Taper Time: Adjusting Your Dryland Training
by Rich Abrahams
March 9, 2009
We are fast approaching that time of year when many Masters swimmers will be competing in their main focus meets, whether that is state championships, zones or perhaps even short course nationals. Most experienced competitors know that this time of year means that they get to enter the "taper" phase of training and adjust their workouts to achieve peak performance.
It is not only very important at this time to adjust what we do in the water, but it is equally as important to adjust what we are doing in our dryland cross-training. For me, the number one rule for dryland at this time of year is do nothing new, nothing you are not already doing and nothing you are not accustomed to. As you swim less and begin feeling rested, it is tempting to use all of your extra energy in creative ways. Don't. To quote a leading sage of Masters swimming, Ande Rasmussen, "Don't do stupid stuff. If anything begins with ‘Hey, watch this!" it's probably a very bad idea."

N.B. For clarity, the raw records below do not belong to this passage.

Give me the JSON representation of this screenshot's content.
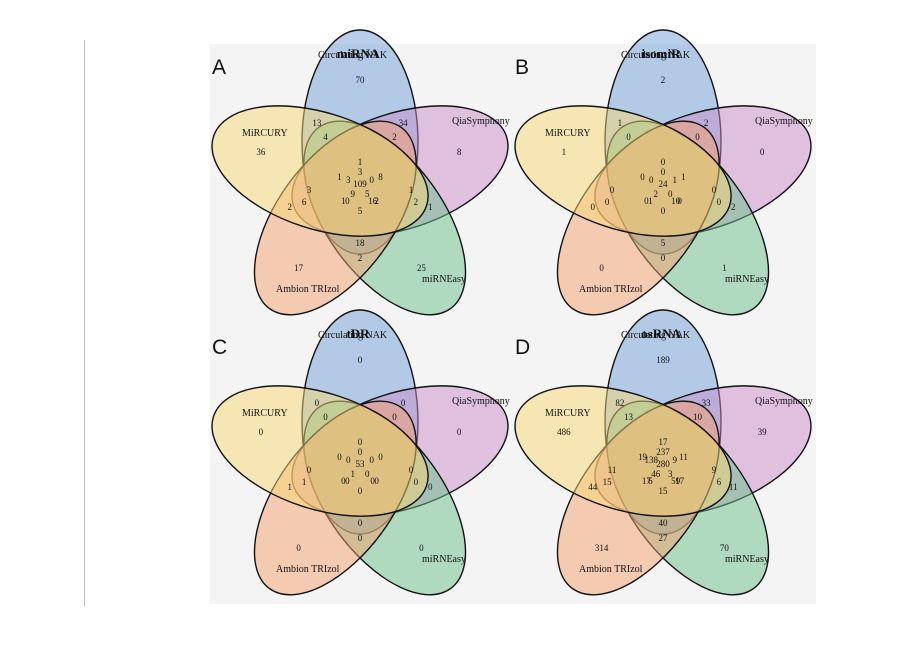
{
  "figure": {
    "set_labels": [
      "Circulating NAK",
      "QiaSymphony",
      "miRNEasy",
      "Ambion TRIzol",
      "MiRCURY"
    ],
    "set_colors": [
      "#6f9fd8",
      "#c98dc9",
      "#6cc08a",
      "#f4a06e",
      "#f7d774"
    ],
    "panels": [
      {
        "letter": "A",
        "title": "miRNA",
        "values": [
          "70",
          "8",
          "25",
          "17",
          "36",
          "34",
          "1",
          "2",
          "2",
          "13",
          "0",
          "5",
          "9",
          "3",
          "3",
          "8",
          "16",
          "0",
          "1",
          "1",
          "2",
          "2",
          "18",
          "6",
          "4",
          "5",
          "1",
          "3",
          "1",
          "2",
          "109"
        ]
      },
      {
        "letter": "B",
        "title": "isomiR",
        "values": [
          "2",
          "0",
          "1",
          "0",
          "1",
          "2",
          "2",
          "0",
          "0",
          "1",
          "1",
          "0",
          "2",
          "0",
          "0",
          "1",
          "10",
          "1",
          "0",
          "0",
          "0",
          "0",
          "5",
          "0",
          "0",
          "0",
          "0",
          "0",
          "0",
          "0",
          "24"
        ]
      },
      {
        "letter": "C",
        "title": "tDR",
        "values": [
          "0",
          "0",
          "0",
          "0",
          "0",
          "0",
          "0",
          "0",
          "1",
          "0",
          "0",
          "0",
          "1",
          "0",
          "0",
          "0",
          "0",
          "0",
          "0",
          "0",
          "0",
          "0",
          "0",
          "1",
          "0",
          "0",
          "0",
          "0",
          "0",
          "0",
          "53"
        ]
      },
      {
        "letter": "D",
        "title": "osRNA",
        "values": [
          "189",
          "39",
          "70",
          "314",
          "486",
          "33",
          "11",
          "27",
          "44",
          "82",
          "9",
          "3",
          "46",
          "138",
          "237",
          "11",
          "59",
          "6",
          "19",
          "17",
          "10",
          "6",
          "40",
          "15",
          "13",
          "15",
          "17",
          "11",
          "9",
          "17",
          "280"
        ]
      }
    ]
  }
}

What you can do to begin resting your body is to lower the resistance and number of repetitions in your exercises, but, at the same time, slightly accelerate the motion to keep the nervous system stimulated. This is not the time to reach your failure point, but the time to end your dryland session feeling powerful and energized. This is also the one time where it does make sense to adjust your routines to become more swimming specific, i.e. focusing on those exercises that more closely mimic swimming motions.
When do you stop dryland altogether before the big meet? This is very individualized, but most coaches agree men generally need more rest than women, especially men who are more heavily muscled. Personally, I do nothing too strenuous for at least three weeks before my main focus meet and my last light lift is about 10 days out. However, I know some very successful swimmers that like to lift fairly heavily very close to the meet. Remember, you're in this for the long haul and each season is a learning experience. Record what you're doing, see how well you swim and how good you feel and adjust accordingly for next season.